Россия «призвала балканские народы к самостоятельному политическому существованию», как изысканно выразился министр иностранных дел Сергей Сазонов, однако её влияние в регионе было небезусловным. Первым князем Болгарии стал германский принц Александр Баттенберг, племянник российской императрицы Марии Александровны, жены Александра И. Однако его правление, ознаменованное схваткой Петербурга, Вены и Берлина за влияние в Софии, закончилось водворением в 1887 г. на престоле немецкой династии Саксен-Кобург-Гота при доминировании антирусской партии революционного националиста Стефана Стамболова. Со временем русско-болгарские отношения нормализовались, но София осталась союзницей Берлина. Болгария претендовала на гегемонию на Балканах в качестве главного наследника слабеющей Турции, в чём её интересы постоянно сталкивались с сербскими, порождая бесконечные конфликты и войны.

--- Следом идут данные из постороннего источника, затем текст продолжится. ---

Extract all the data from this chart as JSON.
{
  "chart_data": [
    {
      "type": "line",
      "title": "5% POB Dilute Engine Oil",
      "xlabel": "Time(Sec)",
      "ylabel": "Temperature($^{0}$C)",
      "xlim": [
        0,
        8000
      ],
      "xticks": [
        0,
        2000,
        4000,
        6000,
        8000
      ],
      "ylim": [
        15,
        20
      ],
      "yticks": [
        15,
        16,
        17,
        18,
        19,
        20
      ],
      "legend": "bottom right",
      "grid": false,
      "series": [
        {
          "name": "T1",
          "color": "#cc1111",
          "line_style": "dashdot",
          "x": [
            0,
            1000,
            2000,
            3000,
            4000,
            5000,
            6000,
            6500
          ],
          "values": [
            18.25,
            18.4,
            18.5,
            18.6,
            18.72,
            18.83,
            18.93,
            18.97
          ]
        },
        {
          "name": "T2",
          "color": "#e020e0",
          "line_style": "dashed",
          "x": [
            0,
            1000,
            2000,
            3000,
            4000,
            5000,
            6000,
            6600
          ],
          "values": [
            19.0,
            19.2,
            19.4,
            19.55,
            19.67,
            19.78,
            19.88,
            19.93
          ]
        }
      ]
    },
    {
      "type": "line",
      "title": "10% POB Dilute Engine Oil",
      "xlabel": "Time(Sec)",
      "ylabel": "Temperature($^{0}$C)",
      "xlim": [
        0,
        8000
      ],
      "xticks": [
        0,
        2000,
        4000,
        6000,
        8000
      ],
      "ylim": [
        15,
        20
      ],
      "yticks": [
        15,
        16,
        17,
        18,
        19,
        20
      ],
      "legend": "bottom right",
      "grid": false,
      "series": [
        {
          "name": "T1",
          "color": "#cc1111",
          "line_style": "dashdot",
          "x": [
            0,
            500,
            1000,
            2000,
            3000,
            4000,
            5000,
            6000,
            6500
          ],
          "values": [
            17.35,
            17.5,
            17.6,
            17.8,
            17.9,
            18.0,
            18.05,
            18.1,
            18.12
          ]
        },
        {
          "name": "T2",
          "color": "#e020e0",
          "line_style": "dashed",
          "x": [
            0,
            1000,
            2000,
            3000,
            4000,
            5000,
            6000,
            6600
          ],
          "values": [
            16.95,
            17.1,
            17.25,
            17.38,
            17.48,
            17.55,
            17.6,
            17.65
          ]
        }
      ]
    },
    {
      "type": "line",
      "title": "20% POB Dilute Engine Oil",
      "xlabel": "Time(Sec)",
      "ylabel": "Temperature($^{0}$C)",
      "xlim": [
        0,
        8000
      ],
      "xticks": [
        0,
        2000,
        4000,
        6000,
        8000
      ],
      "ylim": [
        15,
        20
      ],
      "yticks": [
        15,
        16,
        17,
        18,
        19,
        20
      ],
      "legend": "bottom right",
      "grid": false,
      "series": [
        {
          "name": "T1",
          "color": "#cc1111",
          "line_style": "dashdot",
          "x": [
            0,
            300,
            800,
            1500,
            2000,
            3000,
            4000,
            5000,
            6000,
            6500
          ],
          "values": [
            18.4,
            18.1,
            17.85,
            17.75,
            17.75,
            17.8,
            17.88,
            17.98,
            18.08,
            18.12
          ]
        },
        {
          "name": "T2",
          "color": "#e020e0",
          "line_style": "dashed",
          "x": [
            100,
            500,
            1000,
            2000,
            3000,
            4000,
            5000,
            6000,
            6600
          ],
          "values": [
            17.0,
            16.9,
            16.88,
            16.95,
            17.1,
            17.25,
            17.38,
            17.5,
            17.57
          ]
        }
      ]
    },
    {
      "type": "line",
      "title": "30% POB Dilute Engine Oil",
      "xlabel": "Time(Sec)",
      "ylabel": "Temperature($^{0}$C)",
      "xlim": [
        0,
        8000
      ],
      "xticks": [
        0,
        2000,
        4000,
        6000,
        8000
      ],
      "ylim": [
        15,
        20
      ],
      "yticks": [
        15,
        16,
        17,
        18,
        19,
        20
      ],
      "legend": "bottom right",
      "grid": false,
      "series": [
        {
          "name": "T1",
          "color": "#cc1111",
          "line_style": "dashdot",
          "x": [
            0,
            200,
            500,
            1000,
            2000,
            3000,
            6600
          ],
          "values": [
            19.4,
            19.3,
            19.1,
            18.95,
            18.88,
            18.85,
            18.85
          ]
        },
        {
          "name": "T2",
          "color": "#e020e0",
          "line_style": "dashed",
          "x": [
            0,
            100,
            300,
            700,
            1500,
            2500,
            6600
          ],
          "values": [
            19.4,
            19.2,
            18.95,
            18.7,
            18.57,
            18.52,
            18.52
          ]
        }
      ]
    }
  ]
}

На сербском престоле водворилась династия Обреновичей, проводившая проавстрийскую политику. Отношение Вены к Белграду в эти годы Николай Полетика удачно назвал «политикой золотой клетки». То, как это произошло и что за этим последовало, показал американский историк Сидней Фей:
«Несчастьем для сербского народа было то, что в начале движения за национальную независимость, в дни Наполеона, у него оказались не один, а два национальных вождя. Вместо одного сильного человека, руководящего движением и образованием прочной династии, оказалось два соперника — Кара Георгий (известный в России как Георгий Чёрный. — В. М.) и Милош Обренович. Со времени убийства первого в интересах второго в 1817 г. несчастная страна страдала от вражды этих соперничающих семейств, сопровождавшейся рядом дворцовых переворотов и насильственных смен династий. Эта вражда достигла своего апогея в 1903 г. Ночью 11 июня группа заговорщиков, состоявшая главным образом из офицеров сербской армии, ворвалась в королевский дворец в Белграде, вытащила короля Александра Обреновича и его не пользовавшуюся симпатиями народа жену из места, где они укрылись, и зверски убила их. Белград ликовал; колокола церквей звонили; город расцветился флагами, и законодательное собрание единодушно благодарило убийц за их дело. Пётр Карагеоргиевич, внук человека, убитого почти век тому назад, не принимавший непосредственного участия в заговоре, извлёк выгоду из этого события и занял престол под именем Петра I. Это отвратительное преступление и милости, оказанные виновникам era, задели чувства благопристойности коронованных особ Европы. Большинство из них вскоре отозвало своих представителей из Белграда в знак неодобрения».
«Об этом заговоре знали одинаково и в Вене, и в Петербурге и дали ему совершиться, — констатировал Полетика в 1929 г. в книге «Сараевское убийство». — Почему? Австро-Венгрия — потому что король Александр Обренович своим произволом и угодничеством перед Австрией настолько скомпрометировал себя в политических кругах Белграда и среди офицерства, что дальнейшее пребывание его на троне как австрийского агента было нецелесообразно. Наоборот, в смене династии она видела в лучшем случае предлог для вмешательства в сербские дела, в худшем — воцарение нового человека, который заменит короля Александра в должности австрийского агента. Для России, с 1885 г. вытесненной из Болгарии и в силу этого с обидой за личную неудачу и с завистью смотревшей на успехи австрийцев по укрощению Сербии, смена династий тоже представляла некоторые выгоды. Во-первых, уход австрофилов Обреновичей и замена их Карагеоргиевичами внушали надежду превратить последних в своего агента и этим парализовать влияние австрийцев в Сербии. Во-вторых, связавшись с радикалами, можно было даже использовать Сербию для борьбы против Австрии на Балканах. Вот почему дворцовый переворот, о котором говорили совершенно открыто не только в Сербии, но и на всех европейских дипломатических перекрёстках за несколько месяцев до его совершения, был выполнен заговорщиками без особых политических осложнений».
Новый режим, пользовавшийся популярностью — точнее, использовавший непопулярность Обреновичей, — начал политику возрождения национального духа и реанимации идеи «Великой Сербии», которая в эпоху Стефана Душана в XIV в. простиралась от Дуная почти до Коринфского залива и от Эгейского моря до Адриатики.